Scaling a cloud operation requires a great deal of design choices, engineering practices, and picking the right set of technologies. Critical to being competitive while scaling is also being cost-efficient. Specially for complex cloud based offerings, infrastructure costs can represent a significant part of the company expenses. At Chaordic, we achieved a factor of 3 of improvement in cost efficiency metrics in the last two years, and this post describes some of the techniques we employed to succeed.
To begin, being able to actually know your costs is the basis for intelligent decision making. While this is somewhat obvious, the ability to breakdown your costs by services and modules is of paramount importance to understand bottlenecks, spikes, trends, variable, and fixed costs. In our case, a first analysis showed that the most expensive resource in the platform was the distributed database operation. In this phase, you can make use of your cloud provider’s (in our case, Amazon Web Services) ability to tag most of the resources and report based on this. We tagged our machines according to their roles, teams, environments and some other aspects to deepen our analysis.
AWS provides many options to help you reducing costs. The trade-offs to reduce costs while keeping quality of service must be well understood. For example, once we were confident in an specific type of instance for Cassandra, we chose to commit to one year reserved instances contracts. This decision produced yearly economies from 56% to 77%, a significant reduction suitable for long- or always-running services. For short-running or non-critical tasks, you can rely on Spot instances to reduce even further machine-hour costs. The trade-off here is that this kind of instances may be shut down at any time by AWS. We have developed a Python agent - Uncle Scrooge - to manage spot usage with load balancers and compensate the absence of spots with on-demand ones. This way we could combine the quality of service of on-demand instances and the low cost of spots.
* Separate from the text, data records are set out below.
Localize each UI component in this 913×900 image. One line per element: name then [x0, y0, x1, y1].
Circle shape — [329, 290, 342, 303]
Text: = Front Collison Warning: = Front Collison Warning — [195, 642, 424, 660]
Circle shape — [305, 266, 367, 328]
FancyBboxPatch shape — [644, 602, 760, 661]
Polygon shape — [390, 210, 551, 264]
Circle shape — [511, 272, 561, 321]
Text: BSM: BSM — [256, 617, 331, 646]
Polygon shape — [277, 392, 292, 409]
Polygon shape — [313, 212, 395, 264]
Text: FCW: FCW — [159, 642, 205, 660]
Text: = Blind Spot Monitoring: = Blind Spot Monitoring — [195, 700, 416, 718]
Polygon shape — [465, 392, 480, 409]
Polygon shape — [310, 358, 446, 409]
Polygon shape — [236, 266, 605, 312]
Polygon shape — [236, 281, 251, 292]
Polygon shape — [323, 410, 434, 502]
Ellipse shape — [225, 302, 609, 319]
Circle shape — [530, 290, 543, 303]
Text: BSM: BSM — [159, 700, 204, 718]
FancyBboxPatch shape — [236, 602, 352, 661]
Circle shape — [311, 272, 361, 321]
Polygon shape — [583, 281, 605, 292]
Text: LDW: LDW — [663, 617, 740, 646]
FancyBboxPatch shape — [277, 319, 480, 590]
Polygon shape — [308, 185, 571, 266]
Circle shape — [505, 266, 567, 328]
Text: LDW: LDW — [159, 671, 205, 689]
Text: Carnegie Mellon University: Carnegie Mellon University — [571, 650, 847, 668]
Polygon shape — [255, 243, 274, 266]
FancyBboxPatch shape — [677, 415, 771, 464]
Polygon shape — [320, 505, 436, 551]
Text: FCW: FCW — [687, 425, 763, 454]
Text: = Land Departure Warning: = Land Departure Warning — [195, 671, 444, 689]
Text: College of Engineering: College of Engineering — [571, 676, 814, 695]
Architecture and design decisions also play a key role in cost optimization. In our case, we have decided to go even further in reducing database costs by employing data archiving based on usage patterns. AWS provides very cheap and reliable data store through S3, so instead of keeping infrequently accessed data in the more expensive database instances, we chose to archive them periodically in S3. Moreover, we decided even to completely bypass the database by employing a reliable data archive solution based on Kafka and Secor. This provided us a new 30-40% cost reduction in data storage. If you want to go a little further, moving data from S3 to Glacier, gives you another significant cost saving step. In this case, the downside is that you need to wait a few hours to recover your data.
While you can rely on external tools to help you managing your costs (see Cloudability, AWS provides basic reports, detailed CSVs of resource usage, and a tool to estimate your costs and help you making design decisions - Simple Monthly Calculator. You should also look for community tools that help you evaluating resource usage - like check-reserved-instances or the more advanced Netflix Ice.
Periodically reviewing service providers also proves to be worthy. For instance in performance monitoring, although New Relic offered us a great service, the pricing plans did not fit to our needs as we grew. So, we moved to the fast pacing DripStat, which provides a more flexible billing model, achieving almost 10x in cost savings.
We highlighted here some alternatives to reduce costs in the cloud and we hope to have inspired you to look at these opportunities. In AWS, we encourage you to start by looking at instance reservations to quickly achieve expressive results. Apart from delivering a greater efficiency, reallocating cost savings to new investments can be a motivation to start.